Um grupo de cientistas liderado pela Universidade Harvard, de Boston (EUA), conseguiu pela primeira vez obter sucesso em um tipo de terapia genético para combater o HIV. Usando a mesma técnica para "desligar genes" que ganhou o Prêmio Nobel de Medicina em 2006, os pesquisadores conseguiram deter a infecção pelo vírus em um experimento com camundongos especiais.
A estratégia adotada pelos pesquisadores é aquela que usa a molécula de RNA (uma espécie de auxiliar do DNA) para impedir a célula de produzir determinadas proteínas, as moléculas que efetivamente colocam o organismo para funcionar. Chamada de RNAi (RNA de interferência) ela é hoje uma ferramenta de pesquisa fundamental e aos poucos vem ganhando mais perspectivas de aplicação médica.
O que o grupo de Harvard, liderado pela cientista indiana Premlata Shankar, fez foi fabricar moléculas de RNA que desligam dois genes do HIV e um gene de uma proteína humana dos linfócitos T, as células do sistema imunológico que o vírus ataca. Se o vírus não encontra essa proteína na parede da célula ele não consegue invadi-la para se multiplicar lá dentro.
A principal dificuldade para fazer a técnica funcionar contra a Aids, dizem os cientistas, foi achar um meio de levar o RNA até os linfócitos. Se fossem simplesmente injetadas soltas no sangue, essas moléculas iriam parar em qualquer lugar, depois se desintegrariam.
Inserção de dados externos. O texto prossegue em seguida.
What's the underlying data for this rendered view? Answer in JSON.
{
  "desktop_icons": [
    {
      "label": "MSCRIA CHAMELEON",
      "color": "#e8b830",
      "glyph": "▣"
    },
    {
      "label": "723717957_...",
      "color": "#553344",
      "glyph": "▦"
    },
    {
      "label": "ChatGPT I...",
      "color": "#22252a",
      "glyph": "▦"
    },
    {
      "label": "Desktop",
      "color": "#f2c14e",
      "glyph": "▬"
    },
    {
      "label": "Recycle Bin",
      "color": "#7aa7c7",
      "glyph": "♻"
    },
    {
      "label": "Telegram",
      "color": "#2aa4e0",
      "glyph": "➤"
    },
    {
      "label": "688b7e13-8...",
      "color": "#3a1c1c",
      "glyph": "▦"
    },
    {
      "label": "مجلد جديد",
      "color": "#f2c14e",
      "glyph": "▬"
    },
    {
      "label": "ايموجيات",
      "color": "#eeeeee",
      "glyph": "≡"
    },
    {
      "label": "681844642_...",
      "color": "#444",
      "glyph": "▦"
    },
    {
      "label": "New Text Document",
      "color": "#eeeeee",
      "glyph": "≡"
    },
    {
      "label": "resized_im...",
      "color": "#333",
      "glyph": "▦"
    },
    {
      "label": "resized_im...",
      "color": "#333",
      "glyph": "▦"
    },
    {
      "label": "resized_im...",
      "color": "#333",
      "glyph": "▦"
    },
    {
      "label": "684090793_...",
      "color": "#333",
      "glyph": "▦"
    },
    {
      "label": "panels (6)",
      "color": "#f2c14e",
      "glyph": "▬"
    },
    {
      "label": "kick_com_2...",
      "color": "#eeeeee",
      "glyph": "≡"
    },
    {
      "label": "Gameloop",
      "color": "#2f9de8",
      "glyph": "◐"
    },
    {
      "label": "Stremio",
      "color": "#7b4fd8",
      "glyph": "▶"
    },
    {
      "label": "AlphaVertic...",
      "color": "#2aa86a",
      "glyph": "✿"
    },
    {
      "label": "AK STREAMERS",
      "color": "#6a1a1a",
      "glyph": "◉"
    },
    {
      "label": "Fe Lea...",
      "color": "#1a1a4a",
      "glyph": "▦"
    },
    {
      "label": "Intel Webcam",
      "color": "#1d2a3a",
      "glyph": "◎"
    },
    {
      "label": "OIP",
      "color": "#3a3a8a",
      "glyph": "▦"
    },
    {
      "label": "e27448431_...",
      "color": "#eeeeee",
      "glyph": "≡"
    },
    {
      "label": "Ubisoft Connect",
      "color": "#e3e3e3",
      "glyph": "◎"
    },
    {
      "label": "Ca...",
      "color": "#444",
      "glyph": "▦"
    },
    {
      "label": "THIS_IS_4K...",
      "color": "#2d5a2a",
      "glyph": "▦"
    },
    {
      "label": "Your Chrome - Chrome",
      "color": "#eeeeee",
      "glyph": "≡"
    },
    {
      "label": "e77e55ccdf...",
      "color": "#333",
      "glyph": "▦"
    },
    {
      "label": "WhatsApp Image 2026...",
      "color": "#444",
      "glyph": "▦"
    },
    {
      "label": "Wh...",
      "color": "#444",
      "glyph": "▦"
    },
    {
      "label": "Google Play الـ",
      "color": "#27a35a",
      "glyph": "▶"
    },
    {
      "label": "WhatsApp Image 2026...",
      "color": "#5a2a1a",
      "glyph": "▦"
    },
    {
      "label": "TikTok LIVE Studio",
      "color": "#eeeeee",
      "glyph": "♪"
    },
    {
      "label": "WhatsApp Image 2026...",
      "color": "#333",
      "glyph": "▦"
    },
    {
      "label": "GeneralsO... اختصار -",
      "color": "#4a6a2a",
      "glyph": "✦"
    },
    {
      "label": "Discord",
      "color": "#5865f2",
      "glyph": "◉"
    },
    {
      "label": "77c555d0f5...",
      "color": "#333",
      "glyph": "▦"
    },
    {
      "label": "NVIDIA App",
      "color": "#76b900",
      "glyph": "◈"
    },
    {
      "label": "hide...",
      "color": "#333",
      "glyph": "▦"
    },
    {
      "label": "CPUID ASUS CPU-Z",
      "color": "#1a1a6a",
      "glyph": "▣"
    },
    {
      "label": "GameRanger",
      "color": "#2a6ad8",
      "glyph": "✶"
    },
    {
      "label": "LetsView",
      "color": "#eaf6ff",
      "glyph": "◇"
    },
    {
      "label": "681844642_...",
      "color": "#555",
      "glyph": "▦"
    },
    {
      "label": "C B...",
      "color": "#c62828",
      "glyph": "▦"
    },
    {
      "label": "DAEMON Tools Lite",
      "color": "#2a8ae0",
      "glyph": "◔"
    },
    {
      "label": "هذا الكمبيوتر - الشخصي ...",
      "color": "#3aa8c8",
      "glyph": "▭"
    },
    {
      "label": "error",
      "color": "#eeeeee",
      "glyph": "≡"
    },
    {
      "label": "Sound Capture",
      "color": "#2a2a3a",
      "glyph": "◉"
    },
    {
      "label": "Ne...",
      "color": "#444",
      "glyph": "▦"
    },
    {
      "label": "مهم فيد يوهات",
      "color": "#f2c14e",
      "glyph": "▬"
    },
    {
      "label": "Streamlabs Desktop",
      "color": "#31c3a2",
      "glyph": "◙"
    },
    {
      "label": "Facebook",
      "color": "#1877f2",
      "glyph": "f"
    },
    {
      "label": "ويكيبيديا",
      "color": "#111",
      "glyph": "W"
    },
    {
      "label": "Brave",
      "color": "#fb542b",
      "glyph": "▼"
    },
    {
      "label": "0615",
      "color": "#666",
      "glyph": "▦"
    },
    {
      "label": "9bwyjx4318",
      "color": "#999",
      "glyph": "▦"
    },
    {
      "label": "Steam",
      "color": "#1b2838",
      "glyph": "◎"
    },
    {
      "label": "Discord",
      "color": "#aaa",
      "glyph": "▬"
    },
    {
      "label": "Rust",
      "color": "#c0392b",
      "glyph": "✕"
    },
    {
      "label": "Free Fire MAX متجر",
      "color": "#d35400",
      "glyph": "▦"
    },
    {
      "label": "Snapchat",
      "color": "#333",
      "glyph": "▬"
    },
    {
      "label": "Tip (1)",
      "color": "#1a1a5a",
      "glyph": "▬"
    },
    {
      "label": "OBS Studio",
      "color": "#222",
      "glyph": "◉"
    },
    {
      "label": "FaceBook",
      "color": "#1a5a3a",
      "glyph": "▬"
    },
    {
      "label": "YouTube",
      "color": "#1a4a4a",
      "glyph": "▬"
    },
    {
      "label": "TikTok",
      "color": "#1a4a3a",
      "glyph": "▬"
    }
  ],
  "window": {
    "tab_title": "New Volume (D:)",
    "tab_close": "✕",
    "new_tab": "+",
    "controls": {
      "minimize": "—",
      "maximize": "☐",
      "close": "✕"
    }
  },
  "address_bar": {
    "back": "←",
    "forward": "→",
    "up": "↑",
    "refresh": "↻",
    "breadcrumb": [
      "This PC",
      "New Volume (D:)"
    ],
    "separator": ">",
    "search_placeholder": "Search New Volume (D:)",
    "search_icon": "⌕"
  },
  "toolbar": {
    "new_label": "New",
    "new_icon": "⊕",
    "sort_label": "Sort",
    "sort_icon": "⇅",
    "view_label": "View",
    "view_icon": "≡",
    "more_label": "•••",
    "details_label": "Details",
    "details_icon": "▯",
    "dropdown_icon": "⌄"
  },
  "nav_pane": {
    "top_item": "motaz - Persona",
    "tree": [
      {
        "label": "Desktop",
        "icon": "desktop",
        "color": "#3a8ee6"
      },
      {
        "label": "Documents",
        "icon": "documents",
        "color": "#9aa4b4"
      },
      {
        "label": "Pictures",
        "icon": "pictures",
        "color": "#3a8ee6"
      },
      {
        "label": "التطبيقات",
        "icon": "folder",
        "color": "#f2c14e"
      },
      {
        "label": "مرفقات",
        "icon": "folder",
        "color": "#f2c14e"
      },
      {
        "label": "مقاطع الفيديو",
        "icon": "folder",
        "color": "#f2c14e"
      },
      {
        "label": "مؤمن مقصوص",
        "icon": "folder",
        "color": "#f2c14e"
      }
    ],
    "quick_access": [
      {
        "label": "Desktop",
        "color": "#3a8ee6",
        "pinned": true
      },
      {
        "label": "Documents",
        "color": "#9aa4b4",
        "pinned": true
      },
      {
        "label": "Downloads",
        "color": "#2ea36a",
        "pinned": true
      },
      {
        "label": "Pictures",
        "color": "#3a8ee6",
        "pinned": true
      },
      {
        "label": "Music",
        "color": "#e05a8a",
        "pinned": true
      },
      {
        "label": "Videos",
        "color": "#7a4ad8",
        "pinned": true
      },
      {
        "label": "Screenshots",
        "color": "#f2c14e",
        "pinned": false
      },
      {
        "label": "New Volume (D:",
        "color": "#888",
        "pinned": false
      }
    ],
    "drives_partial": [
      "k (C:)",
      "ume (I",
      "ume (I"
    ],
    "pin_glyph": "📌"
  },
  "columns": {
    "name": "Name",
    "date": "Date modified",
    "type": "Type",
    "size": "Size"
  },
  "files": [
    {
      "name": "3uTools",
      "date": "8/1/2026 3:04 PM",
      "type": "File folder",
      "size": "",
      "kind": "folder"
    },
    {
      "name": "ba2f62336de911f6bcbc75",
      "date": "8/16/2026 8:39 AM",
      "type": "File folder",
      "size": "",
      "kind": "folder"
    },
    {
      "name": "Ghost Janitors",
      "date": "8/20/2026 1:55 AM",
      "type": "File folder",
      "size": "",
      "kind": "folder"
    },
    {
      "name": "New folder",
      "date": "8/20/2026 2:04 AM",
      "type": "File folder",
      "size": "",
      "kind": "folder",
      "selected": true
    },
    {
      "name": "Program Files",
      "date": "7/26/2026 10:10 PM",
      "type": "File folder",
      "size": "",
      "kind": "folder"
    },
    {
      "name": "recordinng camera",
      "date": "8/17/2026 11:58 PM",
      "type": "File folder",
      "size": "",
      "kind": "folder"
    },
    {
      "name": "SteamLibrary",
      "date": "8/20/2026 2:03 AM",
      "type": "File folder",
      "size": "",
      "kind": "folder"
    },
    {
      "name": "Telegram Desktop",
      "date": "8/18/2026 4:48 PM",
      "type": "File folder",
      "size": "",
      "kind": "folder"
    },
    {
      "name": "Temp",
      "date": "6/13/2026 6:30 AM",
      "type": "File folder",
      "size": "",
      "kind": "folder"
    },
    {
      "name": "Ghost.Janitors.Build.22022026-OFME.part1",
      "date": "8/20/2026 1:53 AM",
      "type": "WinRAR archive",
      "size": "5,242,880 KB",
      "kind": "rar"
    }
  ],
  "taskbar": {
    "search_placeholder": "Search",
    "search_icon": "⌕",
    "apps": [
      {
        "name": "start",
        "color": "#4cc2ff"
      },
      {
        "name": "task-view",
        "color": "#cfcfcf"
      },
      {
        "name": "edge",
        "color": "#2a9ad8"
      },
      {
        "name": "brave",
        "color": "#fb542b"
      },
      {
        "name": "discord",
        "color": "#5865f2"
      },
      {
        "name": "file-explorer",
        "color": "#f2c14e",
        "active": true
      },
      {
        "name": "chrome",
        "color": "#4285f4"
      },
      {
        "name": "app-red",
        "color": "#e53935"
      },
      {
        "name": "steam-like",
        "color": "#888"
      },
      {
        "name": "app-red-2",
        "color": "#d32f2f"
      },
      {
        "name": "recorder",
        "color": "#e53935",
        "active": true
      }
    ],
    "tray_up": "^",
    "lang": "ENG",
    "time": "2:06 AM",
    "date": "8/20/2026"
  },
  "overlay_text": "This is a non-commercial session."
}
Mas Shankar e sua principal colaboradora, Priti Kumar, também de Harvard, criaram uma maneira de ligar a molécula de RNA a um anticorpo, uma proteína do sistema imunológico. O anticorpo usado pelos pesquisadores tem a habilidade de encontrar linfócitos no sangue, e "reboca" o RNA terapêutico até as células infectadas.
A nova técnica foi descrita em estudo na revista "Cell".
Além de conseguir usar a técnica inovadora com sucesso, os pesquisadores mostraram pela primeira vez que um animal criado artificialmente para a pesquisa contra o HIV é uma boa ferramenta de pesquisa.
Uma dificuldade para pesquisar Aids no laboratório é que nenhum outro animal além dos humanos contrai o HIV. Mesmo os macacos, mamíferos evolutivamente mais próximos do Homo sapiens, são imunes. Eles contraem apenas o SIV, a versão símia do vírus.
Para contornar esse problema, os pesquisadores usaram camundongos "humanizados", desenvolvidos pelo laboratório de Leonard Schultz, da Universidade de Massachusetts. O grupo injetou células-tronco de cordão umbilical humano na medula óssea dos roedores recém-nascidos.
Quando os animais cresciam, suas medulas passavam a produzir sangue com características humanas, e seus linfócitos se tornavam vulneráveis ao HIV. "Ninguém nunca havia demonstrado antes que a infecção por HIV pode ser detida in vivo, não apenas em culturas de células, mas também em modelos animais", afirmou Kumar. "Isso significa que pode ser que dê certo em humanos", disse.
Apesar do sucesso, Shankar emitiu palavras de cautela em um comunicado à imprensa. "Não digo que desenvolvemos a terapia do futuro, mas é um bom passo adiante", afirmou.
Até que a técnica possa ser testada em pessoas, porém, mais testes em animais precisam ser feitos, possivelmente também em macacos.
RNAi e anti-retrovirais
Se a RNAi se tornar disponível para uso humano, no entanto, não está claro se ela significará a cura da Aids. Mesmo que ela se torne apenas mais uma terapia anti-retroviral, ela pode trazer benefícios, porque nos camundongos, pelo menos, ela não foi tóxica.
"O problema número um com os regimes de drogas anti-retrovirais é a toxicidade", diz John Rossi, um dos pioneiros da técnica de RNAi. "E essa é uma estratégia que pode ser desenvolvida para aplicações clínicas em humanos." Ele afirma porém, que é possível que o ideal seja combinar a RNAi aos anti-retrovirais, já que o vírus é capaz de se esconder em outras células além dos linfócitos.